Certainly Mr. Bush

Slate has a three part excerpt from Robert Draper's Dead Certain. Draper had unprecedented access to Bush and most of the excerpts consist of interview. I felt that there was a certain pathos to the Bush that emerged. The famously upbeat Bush who seems to be so out of touch with reality seems to be partly a pose put on to keep up others spirits and his own:

"And part of being a leader is: people watch you. I walk in that hall, I say to those commanders—well, guess what would happen if I walk in and say, 'Well, maybe it's not worth it.' When I'm out in the public"—and now he was fully animated, yanked out of his slouch and his eyes clenched like little blue fists—"I fully understand that the enemy watches me, the Iraqis are watching me, the troops watch me, and the people watch me.

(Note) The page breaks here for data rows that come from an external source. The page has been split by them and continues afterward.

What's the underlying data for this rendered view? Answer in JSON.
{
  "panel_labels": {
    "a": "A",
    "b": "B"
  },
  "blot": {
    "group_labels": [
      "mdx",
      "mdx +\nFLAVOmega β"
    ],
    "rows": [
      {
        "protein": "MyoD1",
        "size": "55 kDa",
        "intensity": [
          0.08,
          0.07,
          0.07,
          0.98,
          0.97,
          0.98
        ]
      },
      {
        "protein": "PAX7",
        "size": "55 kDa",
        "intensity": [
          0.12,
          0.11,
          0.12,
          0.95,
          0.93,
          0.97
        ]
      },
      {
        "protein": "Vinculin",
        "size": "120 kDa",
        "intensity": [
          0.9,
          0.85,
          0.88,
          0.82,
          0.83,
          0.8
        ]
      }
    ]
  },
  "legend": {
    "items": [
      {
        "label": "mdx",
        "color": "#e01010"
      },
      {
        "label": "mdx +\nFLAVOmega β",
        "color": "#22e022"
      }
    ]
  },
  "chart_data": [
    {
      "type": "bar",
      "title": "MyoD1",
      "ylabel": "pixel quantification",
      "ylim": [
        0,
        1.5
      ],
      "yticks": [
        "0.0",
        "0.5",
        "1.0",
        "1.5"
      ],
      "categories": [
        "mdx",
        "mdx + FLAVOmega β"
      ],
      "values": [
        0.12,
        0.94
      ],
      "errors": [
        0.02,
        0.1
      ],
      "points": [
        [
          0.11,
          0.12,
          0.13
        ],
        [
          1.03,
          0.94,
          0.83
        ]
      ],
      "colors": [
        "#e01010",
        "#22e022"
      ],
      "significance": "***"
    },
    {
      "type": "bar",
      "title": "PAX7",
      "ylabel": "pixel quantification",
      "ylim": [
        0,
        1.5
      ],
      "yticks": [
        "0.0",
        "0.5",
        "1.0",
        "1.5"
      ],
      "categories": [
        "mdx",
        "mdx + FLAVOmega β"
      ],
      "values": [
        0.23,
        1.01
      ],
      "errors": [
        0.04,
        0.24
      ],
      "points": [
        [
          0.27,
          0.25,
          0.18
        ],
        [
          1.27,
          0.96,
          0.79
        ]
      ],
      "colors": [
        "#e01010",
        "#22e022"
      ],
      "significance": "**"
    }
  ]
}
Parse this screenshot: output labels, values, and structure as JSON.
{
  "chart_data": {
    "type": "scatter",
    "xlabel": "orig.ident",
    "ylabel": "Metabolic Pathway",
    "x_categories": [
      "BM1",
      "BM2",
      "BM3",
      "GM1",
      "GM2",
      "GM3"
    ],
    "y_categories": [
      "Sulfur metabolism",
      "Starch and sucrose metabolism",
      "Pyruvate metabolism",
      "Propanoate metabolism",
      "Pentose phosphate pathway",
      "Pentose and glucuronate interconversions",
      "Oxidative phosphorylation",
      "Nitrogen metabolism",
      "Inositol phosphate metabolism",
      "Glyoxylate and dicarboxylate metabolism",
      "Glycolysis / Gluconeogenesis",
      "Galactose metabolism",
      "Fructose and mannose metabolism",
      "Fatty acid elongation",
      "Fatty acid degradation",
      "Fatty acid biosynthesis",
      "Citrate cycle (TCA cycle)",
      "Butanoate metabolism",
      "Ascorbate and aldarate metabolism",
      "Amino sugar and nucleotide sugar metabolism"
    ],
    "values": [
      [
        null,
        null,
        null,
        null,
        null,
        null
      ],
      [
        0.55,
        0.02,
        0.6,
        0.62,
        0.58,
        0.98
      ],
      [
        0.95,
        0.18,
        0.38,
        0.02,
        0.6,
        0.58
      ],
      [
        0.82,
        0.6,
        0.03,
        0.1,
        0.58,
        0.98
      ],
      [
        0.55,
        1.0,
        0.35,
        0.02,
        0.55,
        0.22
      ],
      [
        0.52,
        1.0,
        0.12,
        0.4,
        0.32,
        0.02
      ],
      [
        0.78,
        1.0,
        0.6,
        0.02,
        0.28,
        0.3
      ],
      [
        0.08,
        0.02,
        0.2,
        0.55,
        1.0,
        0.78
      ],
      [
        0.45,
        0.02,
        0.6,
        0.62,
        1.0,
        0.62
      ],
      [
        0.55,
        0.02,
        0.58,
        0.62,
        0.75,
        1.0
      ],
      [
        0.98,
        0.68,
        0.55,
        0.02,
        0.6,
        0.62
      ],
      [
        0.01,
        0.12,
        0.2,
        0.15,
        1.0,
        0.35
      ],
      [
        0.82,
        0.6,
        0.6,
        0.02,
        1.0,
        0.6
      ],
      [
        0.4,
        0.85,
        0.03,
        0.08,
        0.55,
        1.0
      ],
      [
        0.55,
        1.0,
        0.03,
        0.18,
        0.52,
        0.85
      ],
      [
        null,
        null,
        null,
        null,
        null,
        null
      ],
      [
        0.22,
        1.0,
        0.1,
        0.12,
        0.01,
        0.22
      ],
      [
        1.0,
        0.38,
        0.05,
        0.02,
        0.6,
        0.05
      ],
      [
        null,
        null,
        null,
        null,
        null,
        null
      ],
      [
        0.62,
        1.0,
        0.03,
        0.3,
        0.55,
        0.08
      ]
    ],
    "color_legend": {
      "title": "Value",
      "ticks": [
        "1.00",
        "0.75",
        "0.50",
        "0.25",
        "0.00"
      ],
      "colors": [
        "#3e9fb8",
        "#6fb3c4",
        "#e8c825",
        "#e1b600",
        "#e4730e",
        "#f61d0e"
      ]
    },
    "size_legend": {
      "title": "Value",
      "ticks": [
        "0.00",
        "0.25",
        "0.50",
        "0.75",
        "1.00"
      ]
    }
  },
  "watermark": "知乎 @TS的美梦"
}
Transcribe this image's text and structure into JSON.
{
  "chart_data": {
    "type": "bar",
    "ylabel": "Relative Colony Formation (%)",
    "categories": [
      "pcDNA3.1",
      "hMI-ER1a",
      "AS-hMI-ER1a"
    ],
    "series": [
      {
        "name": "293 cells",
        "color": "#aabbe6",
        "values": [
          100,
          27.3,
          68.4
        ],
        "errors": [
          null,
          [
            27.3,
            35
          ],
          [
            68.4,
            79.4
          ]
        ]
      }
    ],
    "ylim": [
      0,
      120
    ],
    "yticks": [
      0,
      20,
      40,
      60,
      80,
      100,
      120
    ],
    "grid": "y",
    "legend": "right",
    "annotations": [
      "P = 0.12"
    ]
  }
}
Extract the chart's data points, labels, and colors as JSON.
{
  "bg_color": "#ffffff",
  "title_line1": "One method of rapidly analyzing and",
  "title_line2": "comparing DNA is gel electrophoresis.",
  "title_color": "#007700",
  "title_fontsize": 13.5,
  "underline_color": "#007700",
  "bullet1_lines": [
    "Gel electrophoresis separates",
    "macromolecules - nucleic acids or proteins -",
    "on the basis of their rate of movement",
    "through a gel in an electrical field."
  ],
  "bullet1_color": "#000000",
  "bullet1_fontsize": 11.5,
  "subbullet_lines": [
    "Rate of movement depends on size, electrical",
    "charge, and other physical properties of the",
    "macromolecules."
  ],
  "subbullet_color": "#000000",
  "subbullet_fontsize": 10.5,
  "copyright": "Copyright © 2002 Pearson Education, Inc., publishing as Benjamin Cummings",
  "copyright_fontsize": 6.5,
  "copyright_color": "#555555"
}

"The other thing is that you can't fake it. You have to believe it. And I believe it. I believe we'll succeed."

More upsetting, and more pathetic, is the man who understands that a President needs a strategic vision, a man who claims to read history by the bucketfull, but when trying to articulate that stategic vision can't get beyond muddled slogans:

"The job of the president," he continued, through an ample wad of bread and sausage, "is to think strategically so that you can accomplish big objectives. As opposed to playing mini-ball. You can't play mini-ball with the influence we have and expect there to be peace. You've gotta think, think BIG. The Iranian issue," he said as bread crumbs tumbled out of his mouth and onto his chin, "is the strategic threat right now facing a generation of Americans, because Iran is promoting an extreme form of religion that is competing with another extreme form of religion. Iran's a destabilizing force. And instability in that part of the world has deeply adverse consequences, like energy falling in the hands of extremist people that would use it to blackmail the West. And to couple all of that with a nuclear weapon, then you've got a dangerous situation. ... That's what I mean by strategic thought...

If nothing else, a good argument against legacy admits.